1. Il comandamento incompleto

C’è una frase del Vangelo che conosciamo tutti. L’abbiamo sentita mille volte: “Amerai il prossimo tuo come te stesso” (cfr. Vangelo secondo Matteo).
Scorre via liscia. Non ci inciampiamo mai. E forse è proprio questo il problema.
Perché, se ci fermiamo davvero, ci accorgiamo che quella frase la viviamo solo a metà. Ci viene spontaneo pensare al prossimo, a chi abbiamo accanto, a chi ha bisogno. E lì, spesso, ci giochiamo tutto: tempo, energie, cuore.
Ma il “come te stesso” resta indietro. Non lo neghiamo… semplicemente non ci entriamo.
È come se desse un po’ fastidio.
In fondo, siamo cresciuti con l’idea che il bene sia uscire da sé, donarsi, non pensarsi troppo. E così, quasi senza accorgercene, diventiamo molto attenti agli altri e molto esigenti con noi stessi.
Eppure Gesù, quando parla del comandamento più grande, non separa le cose. Tiene tutto insieme: “Amerai il Signore tuo Dio…” e “Amerai il prossimo tuo come te stesso” (cfr. Vangelo secondo Matteo).
Quel “come” non è una parola di passaggio. È una misura. Vuol dire che il modo in cui una persona sta davanti a sé stessa entra, per forza, nel modo in cui ama gli altri. E qui iniziano le difficoltà.
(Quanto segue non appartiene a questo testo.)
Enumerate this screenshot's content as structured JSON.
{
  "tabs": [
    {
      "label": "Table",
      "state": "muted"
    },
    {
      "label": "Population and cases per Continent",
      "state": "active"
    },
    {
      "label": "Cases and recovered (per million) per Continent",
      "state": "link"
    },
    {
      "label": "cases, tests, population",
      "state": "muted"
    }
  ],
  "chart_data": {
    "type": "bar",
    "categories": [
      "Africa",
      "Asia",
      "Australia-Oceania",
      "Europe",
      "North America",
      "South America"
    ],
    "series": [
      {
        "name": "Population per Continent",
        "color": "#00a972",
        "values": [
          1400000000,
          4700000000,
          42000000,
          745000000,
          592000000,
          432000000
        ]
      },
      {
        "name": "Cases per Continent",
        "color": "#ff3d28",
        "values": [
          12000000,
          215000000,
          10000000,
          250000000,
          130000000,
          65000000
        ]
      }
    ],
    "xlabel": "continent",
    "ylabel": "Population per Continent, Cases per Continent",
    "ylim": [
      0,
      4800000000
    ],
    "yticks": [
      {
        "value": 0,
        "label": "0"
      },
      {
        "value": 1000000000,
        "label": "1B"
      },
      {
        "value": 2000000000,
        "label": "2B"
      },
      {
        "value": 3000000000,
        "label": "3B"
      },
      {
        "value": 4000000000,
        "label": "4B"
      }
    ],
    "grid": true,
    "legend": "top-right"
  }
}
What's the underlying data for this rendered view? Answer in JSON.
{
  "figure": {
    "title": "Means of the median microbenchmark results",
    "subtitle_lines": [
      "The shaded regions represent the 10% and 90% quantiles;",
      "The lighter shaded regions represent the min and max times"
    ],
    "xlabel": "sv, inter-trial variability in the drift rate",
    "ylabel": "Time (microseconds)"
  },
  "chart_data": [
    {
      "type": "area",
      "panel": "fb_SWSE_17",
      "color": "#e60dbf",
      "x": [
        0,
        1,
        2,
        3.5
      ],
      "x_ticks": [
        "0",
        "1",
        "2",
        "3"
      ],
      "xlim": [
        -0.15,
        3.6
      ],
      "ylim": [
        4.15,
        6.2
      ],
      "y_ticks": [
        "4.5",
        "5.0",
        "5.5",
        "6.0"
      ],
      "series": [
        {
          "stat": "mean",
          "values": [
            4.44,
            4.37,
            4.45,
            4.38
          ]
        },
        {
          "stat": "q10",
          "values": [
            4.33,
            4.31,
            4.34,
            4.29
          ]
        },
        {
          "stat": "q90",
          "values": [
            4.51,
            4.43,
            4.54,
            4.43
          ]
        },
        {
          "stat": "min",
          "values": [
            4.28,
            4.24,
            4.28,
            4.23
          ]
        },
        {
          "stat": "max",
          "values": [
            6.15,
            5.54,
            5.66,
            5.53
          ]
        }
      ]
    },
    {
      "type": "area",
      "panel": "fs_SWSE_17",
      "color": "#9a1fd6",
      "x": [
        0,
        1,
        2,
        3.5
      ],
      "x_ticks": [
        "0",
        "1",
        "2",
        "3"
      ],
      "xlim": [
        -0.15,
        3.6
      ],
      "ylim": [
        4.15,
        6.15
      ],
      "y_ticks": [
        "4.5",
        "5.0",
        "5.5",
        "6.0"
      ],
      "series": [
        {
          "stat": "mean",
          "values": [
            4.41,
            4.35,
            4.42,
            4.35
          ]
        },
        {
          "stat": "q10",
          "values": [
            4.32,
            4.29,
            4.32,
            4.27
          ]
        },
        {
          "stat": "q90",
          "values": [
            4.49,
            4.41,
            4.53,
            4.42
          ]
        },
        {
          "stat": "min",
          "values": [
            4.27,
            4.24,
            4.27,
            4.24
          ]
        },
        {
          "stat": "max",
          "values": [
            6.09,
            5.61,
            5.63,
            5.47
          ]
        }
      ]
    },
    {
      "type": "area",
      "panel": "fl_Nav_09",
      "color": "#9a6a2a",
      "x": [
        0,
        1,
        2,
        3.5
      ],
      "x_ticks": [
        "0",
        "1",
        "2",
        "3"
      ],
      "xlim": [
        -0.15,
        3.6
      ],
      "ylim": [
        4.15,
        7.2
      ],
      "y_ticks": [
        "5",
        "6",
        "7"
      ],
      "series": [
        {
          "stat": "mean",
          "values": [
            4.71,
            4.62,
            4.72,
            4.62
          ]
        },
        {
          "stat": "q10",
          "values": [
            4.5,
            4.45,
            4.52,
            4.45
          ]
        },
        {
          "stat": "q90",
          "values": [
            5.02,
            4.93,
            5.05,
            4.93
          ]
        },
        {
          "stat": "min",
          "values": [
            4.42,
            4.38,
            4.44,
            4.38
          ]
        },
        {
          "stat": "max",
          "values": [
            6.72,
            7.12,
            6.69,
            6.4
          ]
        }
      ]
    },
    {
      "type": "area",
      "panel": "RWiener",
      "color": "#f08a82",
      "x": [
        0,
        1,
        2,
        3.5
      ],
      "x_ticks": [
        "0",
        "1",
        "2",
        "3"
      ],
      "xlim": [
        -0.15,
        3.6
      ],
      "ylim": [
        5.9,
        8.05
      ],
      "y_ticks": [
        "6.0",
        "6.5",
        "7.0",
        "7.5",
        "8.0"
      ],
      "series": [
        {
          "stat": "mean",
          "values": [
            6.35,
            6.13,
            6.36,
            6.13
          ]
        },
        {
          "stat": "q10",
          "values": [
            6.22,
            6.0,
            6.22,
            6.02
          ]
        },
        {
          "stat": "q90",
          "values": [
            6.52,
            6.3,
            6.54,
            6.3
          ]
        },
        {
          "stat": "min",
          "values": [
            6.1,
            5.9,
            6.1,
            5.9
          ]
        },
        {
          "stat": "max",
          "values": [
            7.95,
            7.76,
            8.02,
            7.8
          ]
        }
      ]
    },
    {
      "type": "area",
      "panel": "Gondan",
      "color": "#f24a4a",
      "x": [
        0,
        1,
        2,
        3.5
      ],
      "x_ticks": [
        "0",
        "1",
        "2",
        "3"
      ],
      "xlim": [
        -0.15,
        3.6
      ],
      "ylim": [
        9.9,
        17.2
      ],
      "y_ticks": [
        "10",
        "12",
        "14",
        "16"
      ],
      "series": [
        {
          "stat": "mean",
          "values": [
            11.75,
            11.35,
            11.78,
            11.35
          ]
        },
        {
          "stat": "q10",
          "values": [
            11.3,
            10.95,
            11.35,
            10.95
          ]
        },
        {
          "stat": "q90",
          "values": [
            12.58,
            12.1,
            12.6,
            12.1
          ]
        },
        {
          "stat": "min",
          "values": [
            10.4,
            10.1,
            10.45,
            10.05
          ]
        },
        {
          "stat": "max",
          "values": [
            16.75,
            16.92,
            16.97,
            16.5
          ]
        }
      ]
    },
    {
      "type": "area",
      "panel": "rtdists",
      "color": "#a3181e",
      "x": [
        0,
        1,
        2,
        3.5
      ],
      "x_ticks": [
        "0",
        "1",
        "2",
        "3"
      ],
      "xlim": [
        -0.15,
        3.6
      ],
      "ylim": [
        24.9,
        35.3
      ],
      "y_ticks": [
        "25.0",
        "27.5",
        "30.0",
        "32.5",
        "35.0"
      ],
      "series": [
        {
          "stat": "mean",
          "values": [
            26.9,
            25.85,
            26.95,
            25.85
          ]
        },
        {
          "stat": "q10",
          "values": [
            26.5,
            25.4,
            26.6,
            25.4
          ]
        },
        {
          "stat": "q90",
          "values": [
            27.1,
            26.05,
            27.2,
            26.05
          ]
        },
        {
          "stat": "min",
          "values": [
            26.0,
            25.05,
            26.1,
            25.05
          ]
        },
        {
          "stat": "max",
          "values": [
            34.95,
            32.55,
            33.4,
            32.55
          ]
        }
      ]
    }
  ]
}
Perché amarsi non è così immediato come sembra. Non parliamo di piacersi o di sentirsi a posto, ma di qualcosa di più semplice e più concreto: sapersi trattare con un minimo di verità e di bene.
E non sempre succede.
Si vede, ad esempio, quando si sbaglia e non ci si perdona. Quando si vive con la sensazione di non essere mai abbastanza. Quando si fa il bene, ma con una tensione continua, come se tutto dipendesse da noi. Sono cose normali, diffuse. Ma dicono qualcosa.
San Paolo lo esprime in modo molto diretto: “Nessuno infatti ha mai odiato la propria carne; al contrario la nutre e la cura” (cfr. Lettera agli Efesini).
È un dato di realtà: c’è una forma elementare di cura di sé che fa parte della vita. Quando questa si perde, o si deforma, qualcosa si incrina anche nel modo di amare.
Perché non si può dare pace se dentro si vive in tensione. Non si può accogliere davvero se dentro ci si respinge. Non si può amare bene fuori quello che, dentro, non si riesce almeno un po’ ad accettare.
E allora succede una cosa che molti conoscono bene: si continua a fare il bene, ma con fatica. Si è presenti, disponibili, generosi… ma senza riposo interiore. E a volte emerge anche una certa stanchezza, o una sottile amarezza.
Non è mancanza di buona volontà. È un problema di radici.
Per questo la Scrittura riporta sempre al punto di partenza: lo sguardo di Dio. “Tu sei prezioso ai miei occhi, sei degno di stima e io ti amo” (cfr. Libro del profeta Isaia).
Non è una frase per consolare. È una verità da cui ripartire.
Anche Francesco d’Assisi ha vissuto dentro questa logica. Non cercando di costruire un’immagine di sé, ma riconoscendosi creatura amata. Nelle Ammonizioni insiste su questo: tutto è dono.
E quando questo entra davvero, cambia il modo di stare davanti a sé stessi. Si smette di oscillare tra durezza e giustificazione. Si impara, lentamente, a stare nella verità.
Forse è proprio qui che il “come te stesso” prende forma.
Non come invito a mettersi al centro, ma come passo necessario per amare in modo più vero.
Perché finché una persona resta in lotta con sé stessa, anche l’amore che dona agli altri ne porta, in qualche modo, il segno.
Il comandamento è uno solo. Ma se ne saltiamo una parte, prima o poi si sente.